Terms like the “Freshman 15” and “Beer Belly” seem to make it pretty clear: drinking alcohol–especially in excess–leads to weight gain. It certainly makes sense. After all, consuming too much of anything containing calories is likely to lead to you ingesting more calories than you expend, with the inevitable result of no longer fitting comfortably in what used to be your favorite jeans. When you take into account the fact that a gram of alcohol contains 7 calories (compared to 9 calories for a gram of fat and just 4 calories for a gram of protein or carbohydrates), drinking a beer falls somewhere between drinking a regular soda and chugging a glass of drawn butter.
Yes, alcohol contains a lot of calories, but it’s also more complex than that. Because it’s not often something you do while say, playing sports yourself, but rather while you’re watching others play sports on TV, alcohol consumption can actually exacerbate a sedentary lifestyle. And it usually makes you want to eat less healthy foods, which compounds the weight gain problem–especially because the way the body process alcohol interferes with other metabolic processes: because alcohol is toxic, the body works to eliminate it first, and sticks that steak and baked potato away as fat until it can get to it later. The case seems pretty airtight, doesn’t it? Drink too much, weigh too much, end of story.

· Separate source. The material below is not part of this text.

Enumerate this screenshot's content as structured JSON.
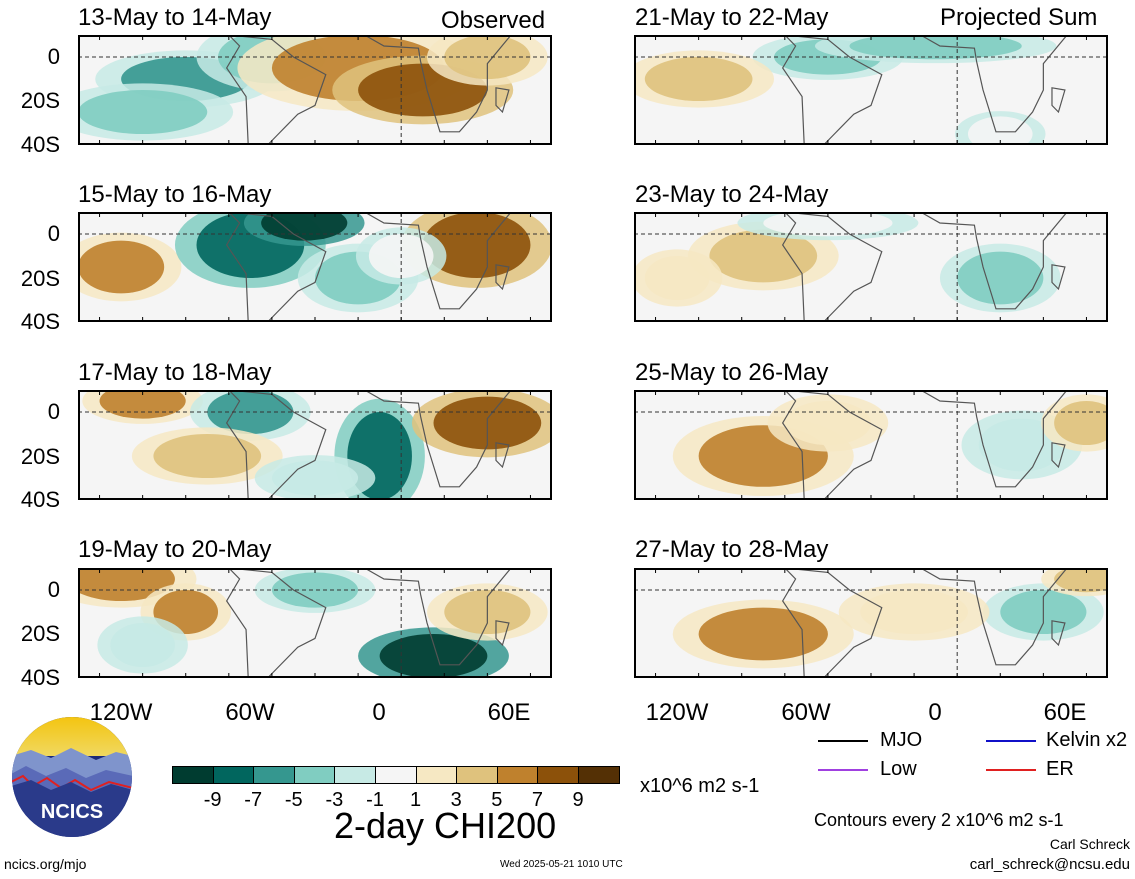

Well, according to a study by Michael French, Edward Norton, Hai Fang, and Johanna Maclean it isn’t exactly true. The results of their study, which appear in the latest issue of Health Economics, indicate that while an increase in the frequency of alcohol consumption is associated with a statistically significant increase in Body Mass Index (BMI) for men, the effect is so small as to be of no practical significance. An increase in the number of drinks consumed per episode also had a statistically significant positive association with BMI, but again, the effect was practically quite small. In other words, drinking might make you a little heavier, but it doesn’t appear to be the driving factor in major weight gain for a man. However, the study authors suggest that persons who consume alcohol may compensate for this in other ways, like diet and exercise, that would offset the caloric intake from drinking and explain why BMI doesn’t jump with increased alcohol consumption. The authors also find that the small, but significant effects they observed in men do not exist in women. No explanation was provided for this null finding.
Of course, I don’t think that this study should be used to justify drinking to excess. Obviously, the law of conservation of energy dictates that if you don’t change other aspects of your diet or exercise routine, drinking more will cause you to gain weight. And even if you do compensate in other areas to avoid gaining weight, the fact remains that alcohol is harmful to the body when consumed in large quantities for long periods of time. As with most things in life, moderation appears to be the key. But, with the obesity epidemic continually cited as one of America’s worst and growing (pun intended) health problems, studies like this one are useful in identifying contributory factors. If I had the resources to field a large survey, I’d like to do a similar study using self-reported fast food consumption to predict changes in BMI. I’ll bet that would show some pretty large effects. In fact, if we modeled those who routinely ordered at the counter separately from those who use the “drive-thru” we’d be able to control for people who are likely to exhibit compensatory behaviors like exercise and those who are just growing fatter so quickly that you can almost hear them as they do it.